Oct. 30—Andrews Osborne faces several challenges as it fields a side each fall in boys soccer.
Some may not even occur to the most hearty Northeast Ohioan.
This week, for example, as the Phoenix return to Division III regional competition for the second time in boys soccer in school history, Coach Drago Dumbovic had a conversation with one of his top players, senior midfielder Ishmael Mensah, that reinforced that fact.
"Ishmael, he's from Ghana," Dumbovic said. "He hasn't seen the snow before he came to America. So he goes, 'Coach, it's cold. It's cold.' I said, 'No it's not. Trust me.'"
According to the World Bank, the average temperature in Ghana, on the southern coast of northwest Africa, is around 82. Aiming for 82 is not an expectation in Northeast Ohio in the late fall.
Dumbovic himself joked he'd have to make a trip to the store to purchase hand warmers, with temperatures expected to dip below 40 at night this week.
Such adjustments are welcome, suffice it to say, as AOA takes on Kirtland in a D-III regional semifinal at 7 p.m. Nov. 1 at Ravenna.
The Phoenix are one win away from their deepest advancement in the postseason ever and also since rejoining the Ohio High School Athletic Association.
They do so, as is lauded every year, by bringing together a roster mostly comprised of players from abroad, far-away locales including Spain and, in Mensah's case, Ghana.
"It means everything," Dumbovic said. "A lot of these kids came in, and obviously they want to have good classes preparing for college. They want the experience, and part of the experience in our school is academic and sports. We really want them to succeed and go on, if they would to continue, in college."

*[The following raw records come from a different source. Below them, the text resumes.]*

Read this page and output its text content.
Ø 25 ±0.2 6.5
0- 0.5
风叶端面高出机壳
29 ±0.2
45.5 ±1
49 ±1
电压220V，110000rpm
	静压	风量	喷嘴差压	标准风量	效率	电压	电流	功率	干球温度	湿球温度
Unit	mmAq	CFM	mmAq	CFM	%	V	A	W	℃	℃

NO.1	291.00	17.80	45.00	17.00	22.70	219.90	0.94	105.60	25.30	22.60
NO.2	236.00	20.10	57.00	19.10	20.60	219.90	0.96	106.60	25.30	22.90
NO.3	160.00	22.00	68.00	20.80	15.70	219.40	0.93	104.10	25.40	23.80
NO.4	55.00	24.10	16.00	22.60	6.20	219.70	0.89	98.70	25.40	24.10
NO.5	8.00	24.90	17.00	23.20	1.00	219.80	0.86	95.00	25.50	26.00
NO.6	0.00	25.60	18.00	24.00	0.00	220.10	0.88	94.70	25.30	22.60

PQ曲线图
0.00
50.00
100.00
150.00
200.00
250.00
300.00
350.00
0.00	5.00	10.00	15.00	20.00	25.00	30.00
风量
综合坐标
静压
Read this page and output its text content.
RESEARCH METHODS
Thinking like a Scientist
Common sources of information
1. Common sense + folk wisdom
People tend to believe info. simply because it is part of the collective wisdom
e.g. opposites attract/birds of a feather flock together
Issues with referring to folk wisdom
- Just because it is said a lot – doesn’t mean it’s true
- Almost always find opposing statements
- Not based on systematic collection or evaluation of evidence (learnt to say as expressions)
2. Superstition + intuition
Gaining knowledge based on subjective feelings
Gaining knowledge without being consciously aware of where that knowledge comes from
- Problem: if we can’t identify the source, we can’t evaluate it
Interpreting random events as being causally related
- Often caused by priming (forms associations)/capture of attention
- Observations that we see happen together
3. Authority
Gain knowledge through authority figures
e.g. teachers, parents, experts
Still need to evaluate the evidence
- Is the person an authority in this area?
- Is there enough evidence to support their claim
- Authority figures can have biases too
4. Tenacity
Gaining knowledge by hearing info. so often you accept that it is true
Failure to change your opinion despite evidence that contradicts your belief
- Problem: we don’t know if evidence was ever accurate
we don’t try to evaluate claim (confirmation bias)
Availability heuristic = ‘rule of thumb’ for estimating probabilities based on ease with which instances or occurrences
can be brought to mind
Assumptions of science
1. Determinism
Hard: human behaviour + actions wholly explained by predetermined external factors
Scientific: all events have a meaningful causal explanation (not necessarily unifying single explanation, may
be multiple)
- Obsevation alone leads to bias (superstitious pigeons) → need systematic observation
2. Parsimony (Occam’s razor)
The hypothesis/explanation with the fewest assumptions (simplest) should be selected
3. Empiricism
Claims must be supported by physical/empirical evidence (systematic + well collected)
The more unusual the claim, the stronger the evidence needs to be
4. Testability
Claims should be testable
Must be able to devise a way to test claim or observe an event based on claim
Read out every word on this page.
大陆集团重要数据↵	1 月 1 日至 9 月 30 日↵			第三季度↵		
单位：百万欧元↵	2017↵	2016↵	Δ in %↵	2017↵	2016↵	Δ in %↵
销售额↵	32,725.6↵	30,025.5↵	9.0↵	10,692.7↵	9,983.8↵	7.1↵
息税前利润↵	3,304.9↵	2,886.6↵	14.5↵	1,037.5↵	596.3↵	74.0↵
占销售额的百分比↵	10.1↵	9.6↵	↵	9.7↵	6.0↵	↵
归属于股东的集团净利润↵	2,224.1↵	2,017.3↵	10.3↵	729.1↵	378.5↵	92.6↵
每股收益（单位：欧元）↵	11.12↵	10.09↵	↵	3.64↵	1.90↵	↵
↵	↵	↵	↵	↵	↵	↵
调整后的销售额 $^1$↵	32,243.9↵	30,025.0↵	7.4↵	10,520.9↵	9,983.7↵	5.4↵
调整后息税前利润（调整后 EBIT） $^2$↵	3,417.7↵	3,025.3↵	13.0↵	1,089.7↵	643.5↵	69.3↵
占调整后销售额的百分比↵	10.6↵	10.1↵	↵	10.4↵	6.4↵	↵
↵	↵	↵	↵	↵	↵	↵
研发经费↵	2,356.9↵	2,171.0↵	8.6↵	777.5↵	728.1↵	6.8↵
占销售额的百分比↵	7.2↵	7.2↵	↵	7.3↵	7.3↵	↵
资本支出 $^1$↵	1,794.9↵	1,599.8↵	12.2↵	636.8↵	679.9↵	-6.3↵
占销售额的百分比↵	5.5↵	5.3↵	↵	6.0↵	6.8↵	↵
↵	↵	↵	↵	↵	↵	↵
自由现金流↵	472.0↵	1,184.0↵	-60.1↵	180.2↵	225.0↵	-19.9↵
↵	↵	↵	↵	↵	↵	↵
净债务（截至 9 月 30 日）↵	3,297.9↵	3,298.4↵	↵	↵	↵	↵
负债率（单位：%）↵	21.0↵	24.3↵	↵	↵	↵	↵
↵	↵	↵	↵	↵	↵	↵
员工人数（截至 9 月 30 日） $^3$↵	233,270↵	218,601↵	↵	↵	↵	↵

But what adds to the degree of difficulty for AOA is not only does it field an internationally centric roster. That roster does not come together until around Labor Day, leading to abbreviated training and acclimation time as well as a shortened regular-season match schedule.
"We start three weeks after everybody else," Dumbovic said. "For us, it's hard to create good chemistry and good discipline. How is our environment? Because at the end, that's going to win.
"It was very good for them to feel it and how playoffs are. Because in our season, we didn't have too many tough games. So (our district final was) one of the first games where they actually literally have to learn how to play as a player in the United States. It was very tough, very physical, very mental."
The Phoenix, through all of that, have navigated that journey well. They are 14-0-1 after that 3-1 D-III district final win over Hanoverton United, the lone blemish a 1-1 draw with Gilmour on Sept. 21.
The United match presented its own uphill climb. On a narrow pitch at Niles McKinley, AOA was unable to implement the width in the attack to which it is accustomed.
"We dominated the game, but they decided they were going to play good defense and try to score on the counterattack with (Maddox Andrea) their leading scorer," Dumbovic said. "They tried to get him the ball. He did score on us. Other than that, we did very well. We did double-team (Andrea), which we usually don't do.
"But that changed our strategy, because now we have one player extra to go on the attack. So we just want to make sure that player doesn't get any chances. Except for one, we took really good care of him. They were very physical. They were very disciplined. And it was hard to break them."
Andrews Osborne faces several challenges as it fields a side each fall in boys soccer.
But it can proudly say it is one of the 48 boys sides still standing in Ohio nonetheless, with aspiration to achieve more.
"They are working very, very hard," Dumbovic said. "And they're very passionate about it. This is a reward for their passion and hard work."